In this example, the communication signal represents a signal sent by a ground station to a group of drones;

in this example, the reasons for the failure of the ground station include the shutdown of the ground station, the damage of the ground station, and the over-distance between the ground station and the unmanned aerial vehicle group;

in this example, the unmanned aerial vehicle distance comparison table represents a comparison table including the linear distance between any two unmanned aerial vehicles in the unmanned aerial vehicle cluster;

in this example, the distance queue sequence represents the results of sorting according to the order of the straight-line distances from large to small;

in this example, the first test drone and the second test drone represent the drones used to test the farthest communication distances;

in this example, the purpose of obtaining the communication distance threshold value by using two-way communication between different drones is to: the communication test is carried out by utilizing the unmanned aerial vehicles with different distances, so that the farthest communication distance of the unmanned aerial vehicle cluster in the current environment and different unmanned aerial vehicles can be quickly obtained, and networking distance reference can be provided for subsequent networking work;

in this example, the first returning drone represents the first drone to perform the returning operation;

in this example, the return work represents the work of recalling the drone.

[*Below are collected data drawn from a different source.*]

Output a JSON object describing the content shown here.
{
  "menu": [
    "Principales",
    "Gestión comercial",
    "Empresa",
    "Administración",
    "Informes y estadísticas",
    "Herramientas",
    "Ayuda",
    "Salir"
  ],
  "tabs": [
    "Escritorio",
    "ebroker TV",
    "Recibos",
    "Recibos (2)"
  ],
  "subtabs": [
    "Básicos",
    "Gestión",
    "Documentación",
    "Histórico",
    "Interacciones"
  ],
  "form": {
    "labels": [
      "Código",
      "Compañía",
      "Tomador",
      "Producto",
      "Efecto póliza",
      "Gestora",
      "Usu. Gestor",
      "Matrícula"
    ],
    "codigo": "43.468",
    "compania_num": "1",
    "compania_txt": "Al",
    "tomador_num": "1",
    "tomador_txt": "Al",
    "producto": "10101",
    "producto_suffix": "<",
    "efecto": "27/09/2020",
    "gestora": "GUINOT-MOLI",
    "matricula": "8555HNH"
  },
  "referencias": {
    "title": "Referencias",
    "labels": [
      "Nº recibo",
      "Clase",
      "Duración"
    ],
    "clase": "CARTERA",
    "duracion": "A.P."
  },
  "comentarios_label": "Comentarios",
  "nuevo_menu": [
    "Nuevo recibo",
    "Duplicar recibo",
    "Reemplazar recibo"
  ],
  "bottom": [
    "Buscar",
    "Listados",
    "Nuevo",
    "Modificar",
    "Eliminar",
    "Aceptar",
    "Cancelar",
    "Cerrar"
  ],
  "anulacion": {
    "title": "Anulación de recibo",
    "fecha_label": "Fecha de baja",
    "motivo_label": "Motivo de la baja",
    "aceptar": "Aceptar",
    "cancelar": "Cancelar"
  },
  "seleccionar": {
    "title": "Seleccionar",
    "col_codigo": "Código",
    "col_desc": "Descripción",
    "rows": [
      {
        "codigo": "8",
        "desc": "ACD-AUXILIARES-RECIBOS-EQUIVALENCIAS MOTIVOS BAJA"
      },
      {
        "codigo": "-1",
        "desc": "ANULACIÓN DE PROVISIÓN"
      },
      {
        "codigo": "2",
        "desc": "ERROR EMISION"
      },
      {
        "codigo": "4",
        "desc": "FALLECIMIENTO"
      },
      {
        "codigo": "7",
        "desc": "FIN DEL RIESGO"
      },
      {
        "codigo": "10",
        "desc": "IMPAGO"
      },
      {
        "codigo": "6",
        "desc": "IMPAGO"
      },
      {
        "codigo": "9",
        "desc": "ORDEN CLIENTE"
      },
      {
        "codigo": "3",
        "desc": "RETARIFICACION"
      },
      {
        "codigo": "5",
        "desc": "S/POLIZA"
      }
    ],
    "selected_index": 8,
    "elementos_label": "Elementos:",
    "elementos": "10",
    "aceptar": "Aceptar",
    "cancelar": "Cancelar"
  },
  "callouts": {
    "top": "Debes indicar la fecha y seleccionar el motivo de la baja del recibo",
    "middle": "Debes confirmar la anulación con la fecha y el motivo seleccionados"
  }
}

The working principle and the beneficial effects of the technical scheme are as follows: in order to guarantee the safety of each unmanned aerial vehicle in the unmanned aerial vehicle cluster, when the ground station communication signal is weak, the unmanned aerial vehicle needs to be recalled, avoid the unmanned aerial vehicle to collide at the in-process of returning a voyage, establish the private network for the unmanned aerial vehicle cluster through the mode of self-organizing network, then transmit the route of returning a voyage in the private network, then carry out the line adjustment between the unmanned aerial vehicle of difference, generate one set of complete route of returning a voyage, realize recalling work at last, avoided unmanned aerial vehicle to break away from the communication range for a long time and cause unnecessary injury.

Example 8

On the basis of embodiment 1, the communication detection module is further configured to:

detecting the current communication security of the unmanned aerial vehicle cluster in a preset time period, and if the security is smaller than a preset security threshold value, generating and displaying reminding information.

The working principle and the beneficial effects of the technical scheme are as follows: in order to avoid stealing data of the unmanned aerial vehicle cluster, the safety of the unmanned aerial vehicle cluster is tested within a preset time period, and corresponding reminding information is made for the user to refer.

Example 9

On the basis of embodiment 6, the modification processing module is further configured to:

and after the corrected position range of the ground station is generated, marking the corrected position range on the target area map, generating a plurality of ground station corrected paths based on the ground station position, and displaying the paths.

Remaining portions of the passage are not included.